Toscana: dieci donne al giorno si rivolgono ai centri antiviolenza

Redazione Nove da Firenze

(DIRE) Firenze, 25 nov. - In Toscana ogni giorno 10 donne si rivolgono per la prima volta a un centro antiviolenza. Nell'ultimo decennio il dato è raddoppiato, passando da 1.761 a 3.539. La forma di violenza più diffusa è quella psicologica, ma negli ultimi 12 anni le persecuzioni nei confronti delle donne sono sfociate spesso nell'omicidio: dal 2006 al 2018 si sono contati, in effetti, 113 femminicidi. 

Al tempo stesso è cresciuto anche il numero degli uomini che si rivolgono ai sei centri rivolti agli autori di violenze.

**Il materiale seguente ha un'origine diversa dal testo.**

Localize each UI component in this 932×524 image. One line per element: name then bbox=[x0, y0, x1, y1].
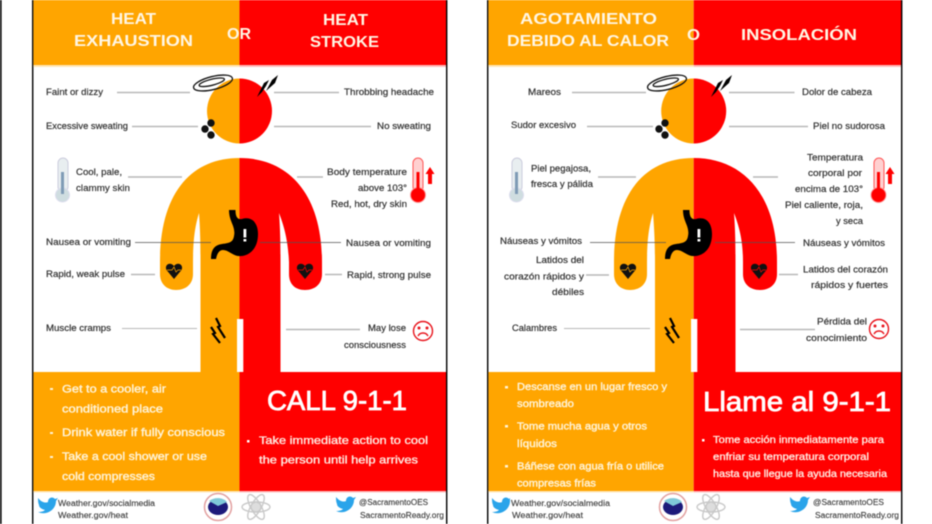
icon: emergency services seal bbox=[697, 492, 725, 522]
panel: agotamiento actions bbox=[488, 372, 694, 492]
header: heat exhaustion: HEAT bbox=[111, 11, 156, 28]
icon: stomach bbox=[211, 210, 258, 259]
header: heat stroke: HEAT bbox=[323, 12, 368, 29]
symptom labels: insolacion: Piel no sudorosa bbox=[813, 121, 885, 131]
panel: heat exhaustion actions: Drink water if fully conscious bbox=[62, 427, 226, 439]
icon: hot thermometer bbox=[871, 158, 894, 202]
icon: sad face bbox=[414, 322, 432, 340]
header: agotamiento: AGOTAMIENTO bbox=[520, 11, 657, 28]
symptom labels: heat exhaustion: Rapid, weak pulse bbox=[46, 269, 125, 279]
icon: sweat drops bbox=[655, 119, 669, 139]
footer: weather links bbox=[492, 498, 611, 520]
symptom labels: heat exhaustion: Nausea or vomiting bbox=[46, 237, 131, 247]
symptom labels: heat stroke: Rapid, strong pulse bbox=[347, 270, 431, 280]
footer: Sacramento links: @SacramentoOES bbox=[359, 498, 428, 507]
header: agotamiento bbox=[488, 0, 694, 67]
icon: headache bolts bbox=[257, 75, 278, 97]
icon: emergency services seal bbox=[242, 492, 270, 522]
icon: muscle cramps bbox=[665, 318, 679, 343]
icon: pulse heart right bbox=[297, 264, 313, 279]
panel: agotamiento actions: Descanse en un lugar fresco y bbox=[517, 381, 668, 393]
footer: weather links bbox=[38, 498, 156, 520]
symptom labels: heat exhaustion bbox=[46, 87, 211, 333]
icon: cool thermometer bbox=[56, 158, 70, 202]
panel: insolacion actions: Tome acción inmediatamente para bbox=[713, 435, 884, 446]
panel: heat exhaustion actions: conditioned place bbox=[62, 404, 163, 416]
icon: sweat drops bbox=[201, 119, 215, 139]
header: insolacion: INSOLACIÓN bbox=[741, 25, 857, 44]
icon: pulse heart right bbox=[751, 264, 767, 279]
panel: heat stroke actions: the person until help arrives bbox=[259, 454, 419, 466]
icon: stomach bbox=[665, 210, 712, 259]
symptom labels: agotamiento: Piel pegajosa, bbox=[531, 164, 591, 174]
panel: heat exhaustion actions: Get to a cooler, air bbox=[62, 384, 166, 396]
symptom labels: insolacion: Piel caliente, roja, bbox=[785, 200, 863, 210]
symptom labels: agotamiento: Náuseas y vómitos bbox=[500, 236, 583, 246]
heading: o: O bbox=[687, 27, 700, 44]
icon: hot thermometer bbox=[410, 158, 434, 202]
symptom labels: heat stroke: No sweating bbox=[377, 121, 431, 131]
symptom labels: insolacion: Latidos del corazón bbox=[803, 264, 888, 274]
symptom labels: heat stroke: above 103° bbox=[358, 183, 407, 193]
icon: NOAA logo bbox=[204, 494, 232, 520]
symptom labels: agotamiento: Mareos bbox=[528, 87, 562, 97]
panel: heat exhaustion actions: Take a cool shower or use bbox=[62, 451, 207, 463]
footer: Sacramento links: SacramentoReady.org bbox=[360, 511, 444, 520]
footer: weather links: Weather.gov/socialmedia bbox=[58, 499, 156, 508]
symptom labels: insolacion: Temperatura bbox=[807, 152, 863, 162]
icon: headache bolts bbox=[711, 75, 732, 97]
symptom labels: insolacion: rápidos y fuertes bbox=[811, 280, 889, 290]
header: insolacion bbox=[694, 0, 901, 67]
footer: Sacramento links bbox=[336, 497, 444, 520]
footer: Sacramento links: SacramentoReady.org bbox=[815, 511, 899, 520]
panel: agotamiento actions: compresas frías bbox=[517, 478, 596, 490]
panel: insolacion actions: hasta que llegue la ayuda necesaria bbox=[713, 469, 887, 480]
icon: pulse heart left bbox=[166, 264, 182, 279]
icon: sad face bbox=[870, 320, 888, 338]
symptom labels: agotamiento: Calambres bbox=[512, 323, 558, 333]
header: heat exhaustion: EXHAUSTION bbox=[74, 33, 193, 50]
panel: insolacion actions: enfriar su temperatura corporal bbox=[713, 452, 869, 463]
symptom labels: insolacion: conocimiento bbox=[806, 333, 867, 343]
panel: heat stroke actions: CALL 9-1-1 bbox=[267, 385, 407, 416]
symptom labels: heat stroke bbox=[260, 87, 434, 350]
symptom labels: heat exhaustion: Muscle cramps bbox=[46, 323, 112, 333]
panel: agotamiento actions: sombreado bbox=[517, 398, 574, 410]
symptom labels: insolacion: y seca bbox=[836, 216, 863, 226]
symptom labels: heat stroke: May lose bbox=[368, 323, 406, 333]
panel: heat stroke actions: Take immediate action to cool bbox=[259, 435, 428, 447]
symptom labels: heat exhaustion: Cool, pale, bbox=[76, 167, 122, 177]
symptom labels: agotamiento: fresca y pálida bbox=[531, 179, 593, 189]
symptom labels: insolacion: corporal por bbox=[808, 168, 862, 178]
panel: agotamiento actions: líquidos bbox=[517, 438, 557, 450]
icon: muscle cramps bbox=[211, 318, 225, 343]
icon: cool thermometer bbox=[510, 158, 524, 202]
panel: heat exhaustion actions bbox=[33, 372, 240, 492]
panel: Spanish poster bbox=[488, 0, 901, 522]
icon: NOAA logo bbox=[660, 494, 686, 520]
footer: Sacramento links bbox=[790, 497, 899, 520]
symptom labels: heat stroke: Red, hot, dry skin bbox=[331, 199, 407, 209]
symptom labels: heat stroke: Body temperature bbox=[327, 167, 407, 177]
symptom labels: agotamiento bbox=[500, 87, 666, 333]
symptom labels: insolacion: Pérdida del bbox=[817, 316, 867, 326]
footer: weather links: Weather.gov/socialmedia bbox=[511, 499, 611, 508]
panel: heat exhaustion actions: cold compresses bbox=[62, 471, 156, 483]
symptom labels: insolacion bbox=[715, 87, 889, 343]
footer: weather links: Weather.gov/heat bbox=[512, 511, 584, 520]
icon: dizzy halo bbox=[192, 72, 234, 94]
header: agotamiento: DEBIDO AL CALOR bbox=[507, 33, 669, 50]
symptom labels: heat exhaustion: Excessive sweating bbox=[46, 121, 128, 131]
header: heat stroke: STROKE bbox=[310, 34, 379, 51]
symptom labels: heat stroke: Nausea or vomiting bbox=[346, 238, 431, 248]
panel: insolacion actions: Llame al 9-1-1 bbox=[703, 386, 891, 417]
symptom labels: insolacion: Náuseas y vómitos bbox=[803, 238, 886, 248]
panel: heat stroke actions bbox=[240, 372, 446, 492]
header: heat stroke bbox=[240, 0, 446, 67]
symptom labels: heat stroke: consciousness bbox=[344, 340, 407, 350]
symptom labels: heat exhaustion: clammy skin bbox=[76, 183, 130, 193]
symptom labels: heat stroke: Throbbing headache bbox=[344, 87, 434, 97]
symptom labels: heat exhaustion: Faint or dizzy bbox=[46, 87, 104, 97]
header: heat exhaustion bbox=[33, 0, 240, 67]
icon: dizzy halo bbox=[646, 72, 688, 94]
panel: agotamiento actions: Báñese con agua fría o utilice bbox=[517, 460, 664, 472]
symptom labels: agotamiento: Latidos del bbox=[536, 255, 584, 265]
symptom labels: insolacion: Dolor de cabeza bbox=[802, 87, 872, 97]
icon: pulse heart left bbox=[620, 264, 636, 279]
panel: agotamiento actions: Tome mucha agua y otros bbox=[517, 420, 647, 432]
footer: weather links: Weather.gov/heat bbox=[58, 511, 129, 520]
footer: Sacramento links: @SacramentoOES bbox=[813, 498, 884, 507]
symptom labels: insolacion: encima de 103° bbox=[795, 184, 863, 194]
symptom labels: agotamiento: débiles bbox=[552, 287, 585, 297]
symptom labels: agotamiento: Sudor excesivo bbox=[511, 120, 576, 130]
panel: insolacion actions bbox=[694, 372, 901, 492]
symptom labels: agotamiento: corazón rápidos y bbox=[504, 272, 585, 282]
heading: or: OR bbox=[227, 26, 251, 43]
panel: English poster bbox=[33, 0, 446, 522]
figure: head and body bbox=[614, 78, 777, 372]
figure: head and body bbox=[160, 78, 322, 372]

L'undicesimo rapporto sulla violenza di genere curato dall'osservatorio sociale regionale pone di fronte a dati in netta ascesa di un fenomeno che tuttavia resta in buona parte non emerso. "Ancora si stima- avverte in proposito la vicepresidente della Regione Monica Barni - che l'80% delle violenze non siano raccontate e quindi bisogna ancora lavorare molto su questo terreno".

Il governo regionale da anni è impegnato per di fare in modo che il problema possa venire a galla il più possibile, andando a finanziare i Cav ma anche investendo su iniziative di prevenzione e su reti territoriali di sostegno alle donne in difficoltà E in occasione della giornata internazionale contro la violenza di genere, Barni incassa il segnale positivo che arriva proprio in queste ore dal ministero dell'Economia: "Una buona notizia- fa sapere ai giornalisti - è giunta questa mattina. In commissione della conferenza della regioni è arrivato il decreto che stanzia 30 milioni a livello nazionale per il contrasto alla violenza e quindi tra breve saranno a disposizione le risorse statali.

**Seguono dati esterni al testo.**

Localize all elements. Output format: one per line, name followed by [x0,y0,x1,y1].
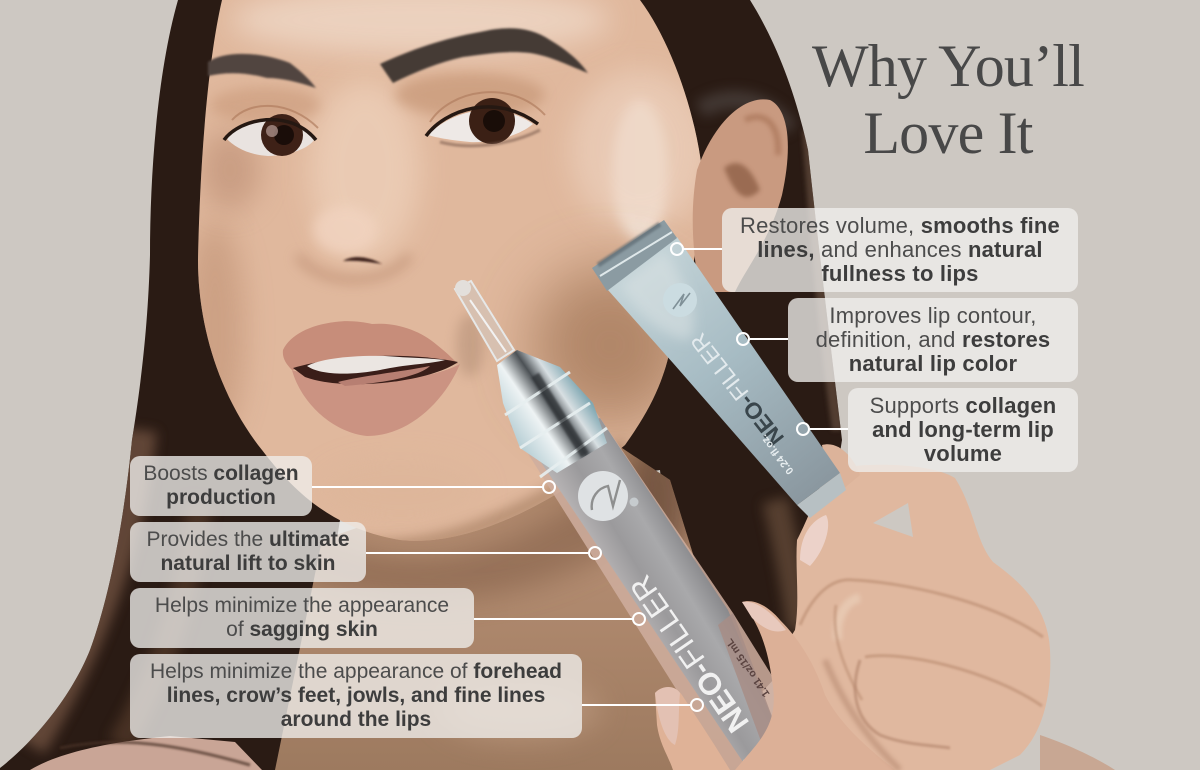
background gap between fingers [873,503,913,537]
callout: forehead lines: Helps minimize the appearance of forehead [150,660,562,683]
callout: lift: natural lift to skin [160,552,336,575]
callout: forehead lines: around the lips [281,708,431,731]
callout: lift [130,522,366,582]
callout: contour: natural lip color [849,351,1017,376]
callout: sagging: Helps minimize the appearance [155,594,449,617]
callout: volume [722,208,1078,292]
product: small tube [592,220,846,518]
lips [283,321,460,436]
callout: contour: Improves lip contour, [829,303,1037,328]
callout: forehead lines: lines, crow’s feet, jowls, and fine lines [167,684,545,707]
callout: collagen volume [848,388,1078,472]
callout: volume: fullness to lips [821,261,979,286]
callout: collagen volume: Supports collagen [870,393,1056,418]
eyebrows [208,28,588,88]
callout: boosts collagen [130,456,312,516]
title: Love It [863,100,1033,166]
callout: boosts collagen: production [166,486,276,509]
callout: lift: Provides the ultimate [146,528,350,551]
callout: sagging: of sagging skin [226,618,378,641]
title: Why You’ll [812,33,1084,99]
callout: forehead lines [130,654,582,738]
callout: contour [788,298,1078,382]
eye: right [426,92,545,146]
callout: boosts collagen: Boosts collagen [143,462,299,485]
ear [693,99,788,292]
product: pen: NEO-FILLER [623,569,756,739]
hair [0,0,842,770]
product: pen [455,280,815,770]
callout: volume: Restores volume, smooths fine [740,213,1060,238]
shoulder [30,735,1115,770]
callout: collagen volume: volume [924,441,1002,466]
eye: left [224,106,318,156]
title [812,33,1084,166]
product: pen: 1.41 oz/15 mL [723,636,772,699]
product: small tube: 0.24 fl.oz. [758,432,796,477]
callout: sagging [130,588,474,648]
nose [298,206,410,279]
fingers [655,515,1043,770]
callout: contour: definition, and restores [816,327,1050,352]
neck [275,448,742,770]
callout: collagen volume: and long-term lip [872,417,1054,442]
callout: volume: lines, and enhances natural [757,237,1043,262]
hand back [781,444,1050,770]
product: small tube: NEO-FILLER [685,328,789,451]
face [198,0,701,541]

Le abbiamo invocate tanto e stanno per arrivare".

Sul fronte dell'assistenza alle vittime di violenza la Toscana quest'anno celebra anche i 10 anni dall'istituzione del codice rosa: "È un anniversario importante - sostiene l'assessore al Diritto alla Salute Stefania Saccardi - perche' e' un progetto nato quasi per caso nell'ospedale di Grosseto. Adesso e' diventato un esempio non solo nazionale, ma internazionale di come dentro i pronto soccorso si possa e si debba prendersi carico delle donne e dei soggetti fragili che subiscono violenza per garantire il miglior percorso sanitario e il miglior percorso per l'accertamento e la conservazione delle prove di reato". Un'iniziativa, però, che rischia in qualche modo di subire una sovrapposizione con il codice rosso approvato a livello nazionale: "Si fa un po' di confusione. Lo dissi subito- ricorda- quando venne lanciato, il codice rosso dentro i pronto soccorso è un'altra cosa. Ci auguriamo dunque che si affermi nei percorsi all'esterno degli ospedali".